Wireless underwater kit lets divers talk

Wireless technology could change how divers communicate underwater

A project developing technologies to allow divers to communicate wirelessly underwater has received funding from the Department of Trade and Industry (DTI) .

The two-year Scottish research project will develop equipment that can transmit data wirelessly underwater and will enable divers to communicate with each other.

The two-year, £1.1 million project is run by Wireless Fibre Systems , Tritech International , and Insensys . The consortium has received a £560,000 grant from the DTI to develop the wireless technology.

The underwater radio works like a wireless modem and can be used to transmit data to and from unmanned machinery in deep sea. It should also mean that divers will no longer have to rely on hand signals to communicate underwater.

Ron Marquis, business development manager at Wireless Fibre Systems, said: "The signal won't go for miles, but it will actually work. Commercial divers work in noisy environments. They are making bubbles and often working beside machinery.

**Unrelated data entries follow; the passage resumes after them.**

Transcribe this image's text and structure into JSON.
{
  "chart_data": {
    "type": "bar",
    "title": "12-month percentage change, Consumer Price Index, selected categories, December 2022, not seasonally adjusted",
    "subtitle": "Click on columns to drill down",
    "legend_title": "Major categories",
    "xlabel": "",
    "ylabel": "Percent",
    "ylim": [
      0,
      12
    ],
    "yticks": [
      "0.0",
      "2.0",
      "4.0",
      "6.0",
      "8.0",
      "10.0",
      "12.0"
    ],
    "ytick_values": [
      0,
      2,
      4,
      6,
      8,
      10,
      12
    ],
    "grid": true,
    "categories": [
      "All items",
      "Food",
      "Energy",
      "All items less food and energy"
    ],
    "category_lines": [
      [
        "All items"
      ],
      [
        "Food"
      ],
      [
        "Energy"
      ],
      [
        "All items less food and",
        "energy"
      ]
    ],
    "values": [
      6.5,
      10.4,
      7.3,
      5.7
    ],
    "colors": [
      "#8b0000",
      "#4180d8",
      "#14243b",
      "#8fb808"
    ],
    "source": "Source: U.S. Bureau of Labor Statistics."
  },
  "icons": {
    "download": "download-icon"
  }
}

"Hand signals work well when you are in the clear waters of the Caribbean, but most divers are working with considerably less visibility. Radio communication isn't affected by noise and it's not dependent on clear visibility."

The DTI said the technology should be invaluable to oceanographic and environmental monitoring and will increase safety for professional divers working in the oil and gas industries.

In a statement, Secretary of State for trade and industry Alistair Darling said: "This is cutting-edge technology and that's why we're backing it. This project demonstrates an opportunity to help establish British industry at the forefront of this field."